Another more assertive and professional way to approach being interrupted is by simply saying, “Excuse me, but I was speaking.” This (rightfully) puts the ball in the interrupting party’s court to learn a lesson and change their behavior. Accountability at its finest.
3. Taking extensive notes
Next time you’re in a board meeting, pitch meeting, onboarding, or brainstorming session — face-to-face or otherwise — look around at the people in the room. Are the upper-level executives worried about taking notes? Are the other men in the room scribbling furiously into their notebooks or typing up a storm on their computers? Unless it is your job within the company to take notes (as an assistant, secretary, or another administrative job), it is important to remember to be selective about the notes you take in your meeting, if any at all.

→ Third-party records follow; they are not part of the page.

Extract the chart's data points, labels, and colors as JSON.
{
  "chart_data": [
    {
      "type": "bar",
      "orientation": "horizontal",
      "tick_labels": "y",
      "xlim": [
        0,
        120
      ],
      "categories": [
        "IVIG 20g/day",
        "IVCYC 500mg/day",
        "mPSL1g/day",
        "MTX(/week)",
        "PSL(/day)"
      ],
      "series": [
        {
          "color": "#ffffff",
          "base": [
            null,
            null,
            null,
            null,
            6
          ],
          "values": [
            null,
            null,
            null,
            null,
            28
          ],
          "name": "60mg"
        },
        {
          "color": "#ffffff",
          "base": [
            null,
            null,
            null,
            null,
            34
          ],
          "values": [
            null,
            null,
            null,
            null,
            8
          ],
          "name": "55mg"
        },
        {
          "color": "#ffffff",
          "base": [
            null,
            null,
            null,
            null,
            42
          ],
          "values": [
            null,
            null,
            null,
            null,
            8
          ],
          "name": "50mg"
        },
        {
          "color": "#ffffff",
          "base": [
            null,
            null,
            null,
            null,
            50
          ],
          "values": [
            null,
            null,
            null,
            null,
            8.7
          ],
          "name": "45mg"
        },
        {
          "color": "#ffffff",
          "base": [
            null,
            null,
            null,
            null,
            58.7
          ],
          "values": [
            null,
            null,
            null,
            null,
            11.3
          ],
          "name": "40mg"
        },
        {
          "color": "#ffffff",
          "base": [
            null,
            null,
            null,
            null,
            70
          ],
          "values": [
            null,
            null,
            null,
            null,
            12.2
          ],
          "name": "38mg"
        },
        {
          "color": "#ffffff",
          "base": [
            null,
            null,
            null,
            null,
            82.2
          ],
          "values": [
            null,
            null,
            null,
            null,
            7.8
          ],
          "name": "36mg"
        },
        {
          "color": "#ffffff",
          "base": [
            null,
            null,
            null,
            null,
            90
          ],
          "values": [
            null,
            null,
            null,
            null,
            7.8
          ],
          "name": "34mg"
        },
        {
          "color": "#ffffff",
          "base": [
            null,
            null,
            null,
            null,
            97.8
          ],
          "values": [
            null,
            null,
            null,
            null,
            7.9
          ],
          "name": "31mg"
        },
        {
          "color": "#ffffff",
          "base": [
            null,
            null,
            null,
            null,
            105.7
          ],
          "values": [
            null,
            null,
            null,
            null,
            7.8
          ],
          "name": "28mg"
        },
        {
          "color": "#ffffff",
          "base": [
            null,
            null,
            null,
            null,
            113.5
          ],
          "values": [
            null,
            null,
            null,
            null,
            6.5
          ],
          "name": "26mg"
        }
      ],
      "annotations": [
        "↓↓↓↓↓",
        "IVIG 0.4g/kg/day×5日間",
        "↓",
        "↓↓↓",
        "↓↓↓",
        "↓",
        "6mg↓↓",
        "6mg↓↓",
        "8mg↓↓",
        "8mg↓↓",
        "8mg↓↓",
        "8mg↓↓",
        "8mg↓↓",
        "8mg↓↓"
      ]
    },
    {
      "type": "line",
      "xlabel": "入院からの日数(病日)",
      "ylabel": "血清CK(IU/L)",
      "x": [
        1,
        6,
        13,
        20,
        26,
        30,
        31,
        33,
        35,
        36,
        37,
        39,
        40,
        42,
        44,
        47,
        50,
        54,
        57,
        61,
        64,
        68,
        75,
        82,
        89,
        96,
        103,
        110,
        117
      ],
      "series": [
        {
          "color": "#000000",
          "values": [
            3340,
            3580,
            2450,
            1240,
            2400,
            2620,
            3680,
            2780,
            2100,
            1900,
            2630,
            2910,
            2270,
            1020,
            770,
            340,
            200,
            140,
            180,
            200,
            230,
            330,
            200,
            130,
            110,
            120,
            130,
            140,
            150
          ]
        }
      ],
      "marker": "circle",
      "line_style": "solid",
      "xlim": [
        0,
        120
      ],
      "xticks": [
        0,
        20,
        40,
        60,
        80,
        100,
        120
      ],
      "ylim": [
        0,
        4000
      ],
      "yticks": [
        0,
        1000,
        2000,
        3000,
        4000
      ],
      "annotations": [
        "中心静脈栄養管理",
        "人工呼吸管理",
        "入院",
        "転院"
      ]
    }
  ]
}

In the best scenarios, powerful people have the space to give the presenter their full attention, because they know that body language plays a key role in the success of the venture at hand. Some of the most successful women are active listeners. Coming to the meeting with limited distractions and the ability to look your presenter in the eye can be very reassuring to them that a viable connection is being made, and that their colleagues have heard and understood them. Let the person designated to take meeting notes send you a copy of the minutes after it is over.
Plus, if you have extensive notes on a meeting — including information about parts of the sales funnel, campaign, or client call that don’t pertain to you — then you may be more likely to keep tabs on the success of your coworkers. (Micromanaging is pretty easy to do when you have access to all of the details, even if it’s not something you are naturally inclined to do.)